Il faisait beau et le soleil faisait que la température était agréable. Il ne pouvait plus en créer, mais il se passa de sa bulle de chaleur sans soucis. Ce qui rendit son voyage plus agréable. Étant seul, il essaya de profiter du calme qui s’offrait à lui, mais, pour le moment, son cerveau en décidait autrement. Une des questions qui revenait, en dehors de : «Il y a-t-il réellement une solution ?», était : «Comment en est-on arrivé là ?». Il avait beau ressasser toute l’histoire dans sa tête, la question revenait toujours. Comme si son subconscient voulait lui dire qu’il lui manquait, au minimum, un élément pour vraiment comprendre. Cet élément était-il antérieur à son existence ? Ou cela venait-il d’ailleurs ? Et dans cet enchevêtrement de questions, une autre fit son apparition. Une question qu’il ne s’était jamais posée de sa vie : «Mais, justement, d’où pouvait bien revenir Gallor quand tu l’as rencontré ? Il était venu par la mer, mais, de où ?» C’est vrai qu’il ne lui avait jamais révélé. Même si il lui avait dit qu’il était un grand voyageur, il ne lui avait jamais parlé des pays et contrées qu’il avait visités. Ou, vraiment très succinctement. Trëvor savait qu’il y avait, entre autres, des mages relativement puissants en Kwuna, le pays d’Elios, et des sorciers un petit peu partout dans le monde. Était-ce pour aller à la rencontre de toutes ces formes de pouvoirs que son maître était parti si loin ? Ne devrait-il pas en faire autant ? Lui qui avait juste parcouru la Colbatie et ses deux pays limitrophes ? Mais, chaque chose devait être faite en son temps.

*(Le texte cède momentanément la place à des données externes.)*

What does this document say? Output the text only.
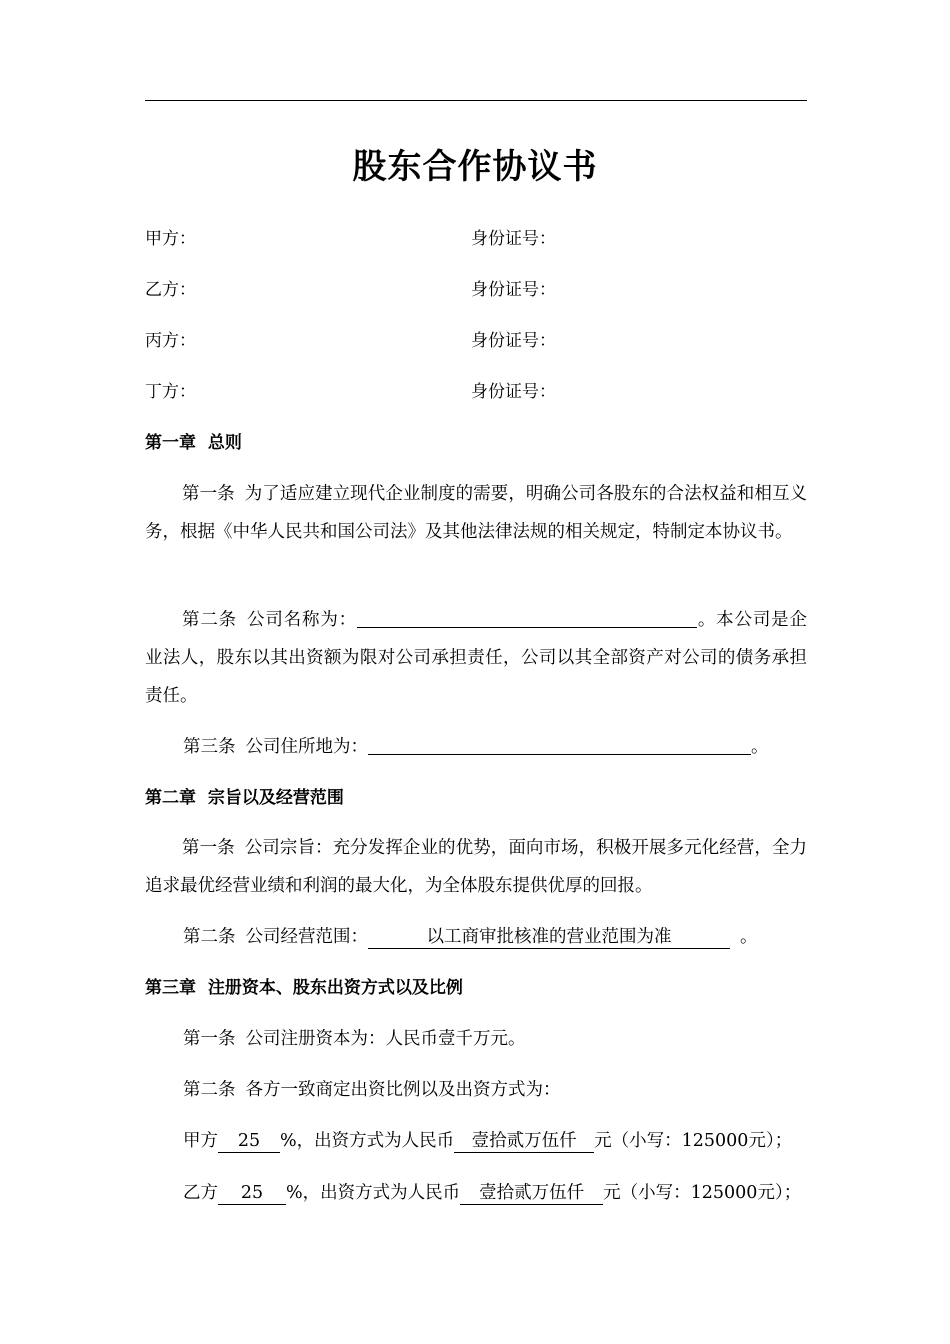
股东合作协议书
甲方：	身份证号：
乙方：	身份证号：
丙方：	身份证号：
丁方：	身份证号：
第一章  总则
第一条 为了适应建立现代企业制度的需要，明确公司各股东的合法权益和相互义务，根据《中华人民共和国公司法》及其他法律法规的相关规定，特制定本协议书。
第二条 公司名称为：	。本公司是企业法人，股东以其出资额为限对公司承担责任，公司以其全部资产对公司的债务承担责任。
第三条 公司住所地为：	。
第二章  宗旨以及经营范围
第一条 公司宗旨：充分发挥企业的优势，面向市场，积极开展多元化经营，全力追求最优经营业绩和利润的最大化，为全体股东提供优厚的回报。
第二条 公司经营范围：	以工商审批核准的营业范围为准	。
第三章  注册资本、股东出资方式以及比例
第一条 公司注册资本为：人民币壹千万元。
第二条 各方一致商定出资比例以及出资方式为：
甲方 25 %，出资方式为人民币 壹拾贰万伍仟 元（小写：125000元）；
乙方 25 %，出资方式为人民币 壹拾贰万伍仟 元（小写：125000元）；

Sachant que Darion était bien plus endurant qu’un cheval classique, il avait bien tenté d’allonger les journées de route. Mais, dès le premier soir où il avait tenté cela, il fut vite ramené à la réalité des faits. Il n’avait plus de pouvoirs et ne pouvait donc plus compter sur la magie pour atténuer sa fatigue et ses courbatures. Néanmoins, de rentrer dans la forêt lui redonna plus de sérénité, ce qui lui redonna une sorte de vigueur. Il savait qu’une fois dans la maison, il arriverait à ressentir plus intensément ce sentiment de calme intérieur.

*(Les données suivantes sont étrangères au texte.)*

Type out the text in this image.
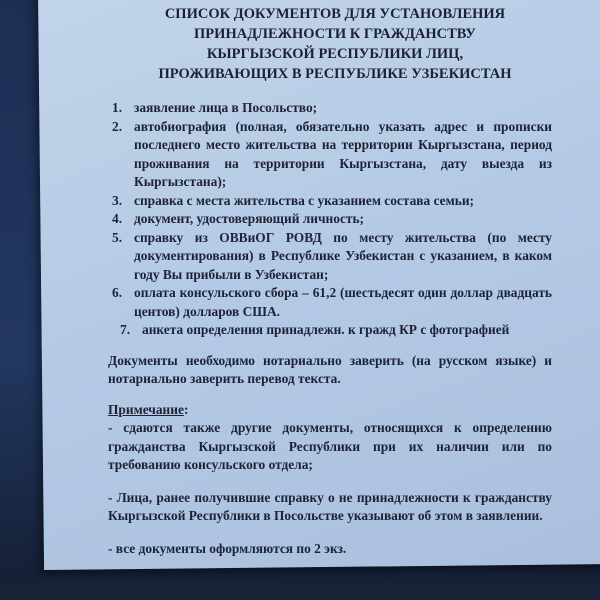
СПИСОК ДОКУМЕНТОВ ДЛЯ УСТАНОВЛЕНИЯ
ПРИНАДЛЕЖНОСТИ К ГРАЖДАНСТВУ
КЫРГЫЗСКОЙ РЕСПУБЛИКИ ЛИЦ,
ПРОЖИВАЮЩИХ В РЕСПУБЛИКЕ УЗБЕКИСТАН
1. заявление лица в Посольство;
2. автобиография (полная, обязательно указать адрес и прописки последнего место жительства на территории Кыргызстана, период проживания на территории Кыргызстана, дату выезда из Кыргызстана);
3. справка с места жительства с указанием состава семьи;
4. документ, удостоверяющий личность;
5. справку из ОВВиОГ РОВД по месту жительства (по месту документирования) в Республике Узбекистан с указанием, в каком году Вы прибыли в Узбекистан;
6. оплата консульского сбора – 61,2 (шестьдесят один доллар двадцать центов) долларов США.
7. анкета определения принадлежн. к гражд КР с фотографией
Документы необходимо нотариально заверить (на русском языке) и нотариально заверить перевод текста.
Примечание:
- сдаются также другие документы, относящихся к определению гражданства Кыргызской Республики при их наличии или по требованию консульского отдела;
- Лица, ранее получившие справку о не принадлежности к гражданству Кыргызской Республики в Посольстве указывают об этом в заявлении.
- все документы оформляются по 2 экз.
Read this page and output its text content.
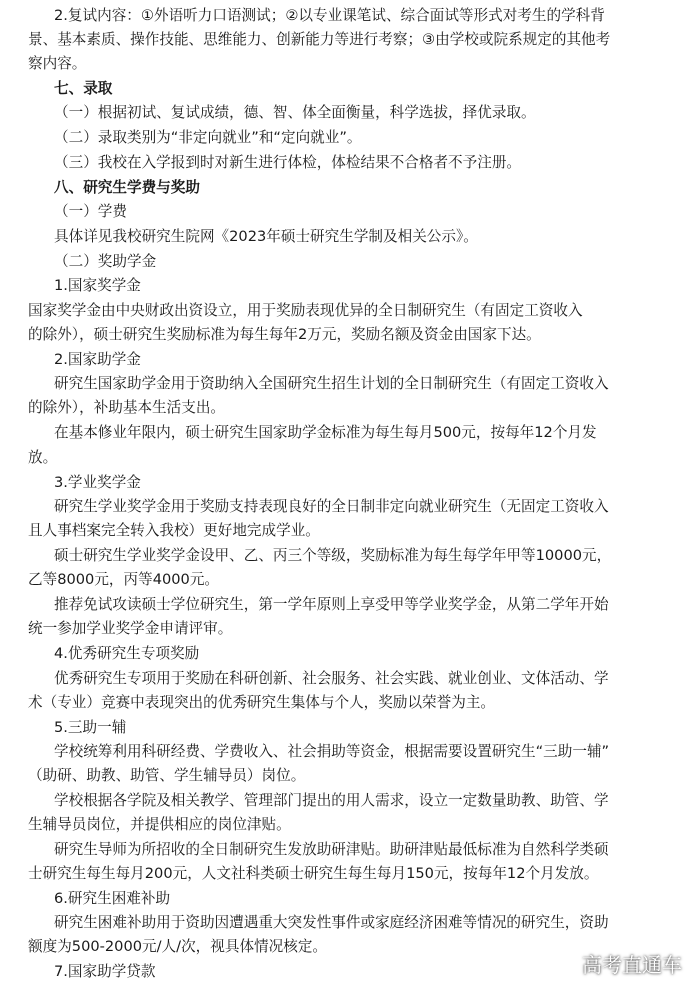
2.复试内容：①外语听力口语测试；②以专业课笔试、综合面试等形式对考生的学科背
景、基本素质、操作技能、思维能力、创新能力等进行考察；③由学校或院系规定的其他考
察内容。
七、录取
（一）根据初试、复试成绩，德、智、体全面衡量，科学选拔，择优录取。
（二）录取类别为“非定向就业”和“定向就业”。
（三）我校在入学报到时对新生进行体检，体检结果不合格者不予注册。
八、研究生学费与奖助
（一）学费
具体详见我校研究生院网《2023年硕士研究生学制及相关公示》。
（二）奖助学金
1.国家奖学金
国家奖学金由中央财政出资设立，用于奖励表现优异的全日制研究生（有固定工资收入
的除外），硕士研究生奖励标准为每生每年2万元，奖励名额及资金由国家下达。
2.国家助学金
研究生国家助学金用于资助纳入全国研究生招生计划的全日制研究生（有固定工资收入
的除外），补助基本生活支出。
在基本修业年限内，硕士研究生国家助学金标准为每生每月500元，按每年12个月发
放。
3.学业奖学金
研究生学业奖学金用于奖励支持表现良好的全日制非定向就业研究生（无固定工资收入
且人事档案完全转入我校）更好地完成学业。
硕士研究生学业奖学金设甲、乙、丙三个等级，奖励标准为每生每学年甲等10000元，
乙等8000元，丙等4000元。
推荐免试攻读硕士学位研究生，第一学年原则上享受甲等学业奖学金，从第二学年开始
统一参加学业奖学金申请评审。
4.优秀研究生专项奖励
优秀研究生专项用于奖励在科研创新、社会服务、社会实践、就业创业、文体活动、学
术（专业）竞赛中表现突出的优秀研究生集体与个人，奖励以荣誉为主。
5.三助一辅
学校统筹利用科研经费、学费收入、社会捐助等资金，根据需要设置研究生“三助一辅”
（助研、助教、助管、学生辅导员）岗位。
学校根据各学院及相关教学、管理部门提出的用人需求，设立一定数量助教、助管、学
生辅导员岗位，并提供相应的岗位津贴。
研究生导师为所招收的全日制研究生发放助研津贴。助研津贴最低标准为自然科学类硕
士研究生每生每月200元，人文社科类硕士研究生每生每月150元，按每年12个月发放。
6.研究生困难补助
研究生困难补助用于资助因遭遇重大突发性事件或家庭经济困难等情况的研究生，资助
额度为500-2000元/人/次，视具体情况核定。
7.国家助学贷款	高考直通车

Effectivement, une fois passé les enchantements et qu’il vit la maison, il se sentit chez lui. Pourtant, il savait pertinemment qu’il n’était pas là pour des vacances. Des heures et des heures de recherches l’attendaient sûrement. Ou alors, ce serait vraiment le coup de chance du siècle de trouver des réponses de suite. Pour peu qu’il y en ait à trouver. Mais, malgré tout, il restait optimiste.

Il installa Darion dans ce qui servait d’écurie, contrôla qu’il ne lui manque rien, car il ne savait absolument pas quand est-ce qu’ils allaient reprendre la route, puis se dirigea vers la maison avant d’y entrer. Rien n’avait bougé depuis la dernière fois.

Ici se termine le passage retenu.